Все трое принялись за чай. Все трое осторожно откусывали конфету и запивали горячей, ароматной жидкостью.
Глава одиннадцатая
Эту ночь Андукапар провел у Луки. Когда Андукапар въехал в комнату на своей коляске, тетя Нато проснулась и с перепугу закричала: «Кто там? Что случилось?» Лука и Андукапар успокоили ее и объяснили, в чем дело. Старушка моментально вскочила с кровати, потребовала, чтобы зажгли лампу.
Лампу зажег Лука.
— Вы хоть понимаете, что натворили, — обратилась к ним обоим тетя Нато. — Как можно оставлять в квартире незнакомого человека?! Как будто вы не знаете, какое сейчас страшное время! Брат брату не доверяет, а уж посторонним людям…
Тетя Нато долго говорила о том, какие настали времена и какие бывают доверчивые глупцы. Она вспомнила несколько убедительных примеров, как дурно поступали некоторые бродяги и мошенники в ответ на доверие добрых и наивных людей, но Андукапар твердо стоял на своем. Я предпочитаю, чтобы меня обокрали, заявил он, чем выгонять человека на улицу. «Как знаешь!» — ответила тетя Нато.

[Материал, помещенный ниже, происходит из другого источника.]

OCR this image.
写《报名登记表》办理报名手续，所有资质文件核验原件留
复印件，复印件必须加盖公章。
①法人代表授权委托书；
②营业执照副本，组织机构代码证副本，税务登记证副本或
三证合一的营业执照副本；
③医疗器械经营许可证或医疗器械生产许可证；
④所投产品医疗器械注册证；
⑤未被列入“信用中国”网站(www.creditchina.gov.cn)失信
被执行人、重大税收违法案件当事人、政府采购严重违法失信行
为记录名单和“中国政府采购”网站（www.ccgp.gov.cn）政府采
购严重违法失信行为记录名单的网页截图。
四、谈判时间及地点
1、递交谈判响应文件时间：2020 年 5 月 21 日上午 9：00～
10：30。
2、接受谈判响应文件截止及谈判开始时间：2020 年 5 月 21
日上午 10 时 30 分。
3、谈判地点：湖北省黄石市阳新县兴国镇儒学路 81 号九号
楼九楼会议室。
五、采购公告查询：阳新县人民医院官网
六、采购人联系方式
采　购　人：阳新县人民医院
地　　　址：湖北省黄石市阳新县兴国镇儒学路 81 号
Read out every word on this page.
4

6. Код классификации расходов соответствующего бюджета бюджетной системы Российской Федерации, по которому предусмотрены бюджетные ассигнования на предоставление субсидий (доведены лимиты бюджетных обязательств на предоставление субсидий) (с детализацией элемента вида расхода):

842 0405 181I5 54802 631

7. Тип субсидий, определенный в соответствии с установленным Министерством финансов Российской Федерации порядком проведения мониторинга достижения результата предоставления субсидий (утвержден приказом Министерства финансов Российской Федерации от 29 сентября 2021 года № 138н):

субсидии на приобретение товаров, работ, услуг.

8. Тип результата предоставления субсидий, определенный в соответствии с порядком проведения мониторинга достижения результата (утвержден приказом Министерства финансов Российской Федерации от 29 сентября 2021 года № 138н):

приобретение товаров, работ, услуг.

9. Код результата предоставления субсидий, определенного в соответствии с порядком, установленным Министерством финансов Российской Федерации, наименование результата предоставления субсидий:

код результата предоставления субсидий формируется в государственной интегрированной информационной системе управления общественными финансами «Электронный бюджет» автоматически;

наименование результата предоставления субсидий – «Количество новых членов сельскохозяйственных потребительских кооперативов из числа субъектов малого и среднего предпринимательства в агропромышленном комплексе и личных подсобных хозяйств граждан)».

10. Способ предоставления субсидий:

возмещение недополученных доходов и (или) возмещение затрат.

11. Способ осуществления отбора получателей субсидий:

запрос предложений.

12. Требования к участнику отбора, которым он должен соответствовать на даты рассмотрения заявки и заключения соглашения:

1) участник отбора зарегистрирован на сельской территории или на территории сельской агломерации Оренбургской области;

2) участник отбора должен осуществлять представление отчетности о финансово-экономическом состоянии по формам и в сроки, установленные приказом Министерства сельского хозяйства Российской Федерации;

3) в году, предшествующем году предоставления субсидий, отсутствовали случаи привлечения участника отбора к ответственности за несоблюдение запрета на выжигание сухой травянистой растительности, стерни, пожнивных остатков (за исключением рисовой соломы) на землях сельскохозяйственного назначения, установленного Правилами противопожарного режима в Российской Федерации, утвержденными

Лука подумал, что Андукапар ляжет на тахту в галерее, но он не захотел сходить со своего кресла, только попросил накрыть его одеялом.
Лука поставил лампу на комод. В соседней комнате продолжала ворчать тетя Нато и замолкла только тогда, когда закрыли дверь, во всяком случае, ни Лука, ни Андукапар больше ничего не слышали.
— Будем спать, — сказал Андукапар.
— Сейчас потушу лампу. — Лука подошел к комоду, чтобы погасить лампу.
— Сначала подоткни мне одеяло, а то в спину немного поддувает.
Лука как следует закутал Андукапара и погасил лампу. В темноте он добрался до своей кровати и начал раздеваться. Потом лег в холодную постель и долго ворочался, пока не устроился поудобнее. Он был возбужден и обрадован. Сначала он и сам не знал, чем он так обрадован и возбужден. Но потом в сознании его постепенно прояснилась причина этой радости и возбуждения. Ему не спалось и вдобавок не терпелось поговорить с Андукапаром, но с той стороны не доносилось ни звука, и он не решился будить только что уснувшего друга.